Post by bluelovelady »

EXCLUSIVE: The United Nations for years handed out tens of millions of dollars to non-government organizations involved in humanitarian work in strife-battered Somalia with “no assurance” that the money was used for the intended purposes,” according to a report by the U.N.’s own internal auditing watchdog.

In fact, they concluded, “there was no effective financial monitoring” of the work.

According to the watchdogs, any subcontractors used by the NGOs to help carry out their work were not listed in U.N. agreements, meaning that the U.N. may lack any legal right to find out whether the money it handed over went for the proper purposes.

And atop all that, the U.N.’s chief humanitarian coordinator, the Office for the Coordination of Humanitarian Affairs, or OCHA, lacked any appropriate guidelines for handing out the money in the first place.
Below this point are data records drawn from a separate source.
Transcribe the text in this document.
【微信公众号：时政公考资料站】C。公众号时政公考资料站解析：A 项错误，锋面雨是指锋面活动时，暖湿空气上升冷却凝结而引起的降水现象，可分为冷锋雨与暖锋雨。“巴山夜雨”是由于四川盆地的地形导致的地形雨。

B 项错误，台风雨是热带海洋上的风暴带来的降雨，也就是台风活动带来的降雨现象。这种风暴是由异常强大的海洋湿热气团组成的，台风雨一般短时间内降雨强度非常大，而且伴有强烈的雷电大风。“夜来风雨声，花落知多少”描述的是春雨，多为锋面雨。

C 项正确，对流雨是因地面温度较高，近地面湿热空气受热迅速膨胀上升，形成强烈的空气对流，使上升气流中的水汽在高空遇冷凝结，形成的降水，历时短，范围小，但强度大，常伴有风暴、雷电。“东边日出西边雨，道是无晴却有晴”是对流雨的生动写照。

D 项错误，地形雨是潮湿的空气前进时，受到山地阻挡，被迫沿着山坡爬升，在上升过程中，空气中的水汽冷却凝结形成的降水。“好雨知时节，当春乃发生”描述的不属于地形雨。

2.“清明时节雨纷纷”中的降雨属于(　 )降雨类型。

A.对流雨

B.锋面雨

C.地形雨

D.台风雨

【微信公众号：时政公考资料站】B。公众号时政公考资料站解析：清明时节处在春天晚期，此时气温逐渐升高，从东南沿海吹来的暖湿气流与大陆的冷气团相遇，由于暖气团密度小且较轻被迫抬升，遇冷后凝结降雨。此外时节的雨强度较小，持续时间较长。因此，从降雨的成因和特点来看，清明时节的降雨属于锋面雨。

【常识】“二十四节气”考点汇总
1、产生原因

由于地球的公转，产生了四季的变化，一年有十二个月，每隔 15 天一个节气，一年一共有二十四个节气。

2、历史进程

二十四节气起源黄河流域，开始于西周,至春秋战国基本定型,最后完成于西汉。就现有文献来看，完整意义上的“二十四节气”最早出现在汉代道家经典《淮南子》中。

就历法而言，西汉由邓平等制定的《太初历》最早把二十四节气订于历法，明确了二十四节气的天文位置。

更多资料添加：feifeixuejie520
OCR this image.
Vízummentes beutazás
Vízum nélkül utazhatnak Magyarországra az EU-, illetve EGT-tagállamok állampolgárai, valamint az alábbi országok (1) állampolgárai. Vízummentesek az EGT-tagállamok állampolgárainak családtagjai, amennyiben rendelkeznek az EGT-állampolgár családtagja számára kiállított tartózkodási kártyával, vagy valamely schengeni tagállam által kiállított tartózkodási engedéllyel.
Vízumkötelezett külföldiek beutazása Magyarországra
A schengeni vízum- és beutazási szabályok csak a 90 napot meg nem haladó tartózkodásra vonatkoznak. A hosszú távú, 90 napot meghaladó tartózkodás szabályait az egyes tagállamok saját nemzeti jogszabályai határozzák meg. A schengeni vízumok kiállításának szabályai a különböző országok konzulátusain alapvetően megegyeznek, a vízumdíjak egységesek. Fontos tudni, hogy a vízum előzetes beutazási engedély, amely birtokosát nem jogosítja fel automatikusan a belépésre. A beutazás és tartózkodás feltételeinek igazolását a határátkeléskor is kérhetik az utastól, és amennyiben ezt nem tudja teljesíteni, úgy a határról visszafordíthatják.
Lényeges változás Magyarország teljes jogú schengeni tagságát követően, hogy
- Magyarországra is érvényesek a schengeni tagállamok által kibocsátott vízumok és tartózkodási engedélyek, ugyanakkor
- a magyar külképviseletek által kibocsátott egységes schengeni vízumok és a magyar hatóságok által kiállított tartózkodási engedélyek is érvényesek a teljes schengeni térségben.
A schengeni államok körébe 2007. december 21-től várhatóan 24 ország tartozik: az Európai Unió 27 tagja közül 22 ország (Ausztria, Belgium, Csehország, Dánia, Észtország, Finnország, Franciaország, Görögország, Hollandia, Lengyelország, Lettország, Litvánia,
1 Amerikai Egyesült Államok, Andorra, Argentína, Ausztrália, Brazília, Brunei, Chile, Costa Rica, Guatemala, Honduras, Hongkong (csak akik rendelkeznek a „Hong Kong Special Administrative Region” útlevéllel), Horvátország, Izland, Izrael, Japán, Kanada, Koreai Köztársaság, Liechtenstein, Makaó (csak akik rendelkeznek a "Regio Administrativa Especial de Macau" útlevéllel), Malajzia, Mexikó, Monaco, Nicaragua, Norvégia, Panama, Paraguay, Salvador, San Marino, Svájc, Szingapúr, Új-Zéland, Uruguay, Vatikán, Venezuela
So instead it handed over more than 80 percent of its project funding in advance of any work done, on a quick-impact emergency basis, a method that the auditors said should be ended “immediately” -- but which apparently is continuing into next year.

Those conclusions vary considerably from what OCHA said at the time about its “accountability” for the money under its care: that it kept meticulous and carefully supervised records on who was doing what and where, with auditing of all projects to guarantee financial probity, and an elaborate system of reporting on “achievements against planned activities and outcomes.”
According to the U.N.’s watchdog Office for Internal Oversight Services (OIOS), however, that was not the way things were actually working with the Common Humanitarian Fund for Somalia, described as “an important country-level finance tool which provides quick, predictable and strategic funding to U.N. agencies, international and local NGOs working in Somalia.”

For at least 2 ½ years, the watchdogs say, the U.N. coordinating agency’s auditing ran far behind schedule on much of the $162 million portion that it managed from the $262 million in the Fund from 2010 through 2013. (Much of the remainder went to other U.N. agencies.)
In addition, financial reporting requirements for recipients of OCHA’s share of the Fund varied widely, field visits to actually see how work was done were relatively rare, and the performance reports of NGOs who were paid to do the job “could not always be verified.”

According to the U.N. auditors, the coordinating agency’s overall performance as the managing agent for the Fund was “unsatisfactory”— the watchdogs’ highest negative rating, which they blandly say means that “critical and/or pervasive important deficiencies exist” so that “reasonable assurance cannot be provided with regard to the achievement of control and/or business objectives under review.”

Translation: problems are big enough that there is no way to tell for sure that the inspected activity is working.

The Common Humanitarian Fund by no means includes all the money that wealthy donor countries, led by the U.S., have sent to Somalia, a country racked for decades by war, terrorism, drought, food supply failures and countless other woes.

In 2013, the year when the U.N. auditors’ examination of the Fund ends, the world gave $714.4 million to Somalia via an OCHA consolidated appeal for various emergencies, with the U.S. aid share amounting to $184.4 million, or nearly 26 percent.

This year, the U.S. has contributed even more to the same consolidated appeal: $207.6 million, or nearly 38 percent of the total donated so far. Overall, Somalia’s consolidated aid appeal for 2014 is calling for $933 million.

What made the Common Humanitarian Fund different, according to its website, is that it is intended “to support aid agencies in response to the most urgent humanitarian needs” under the direct management of OCHA itself.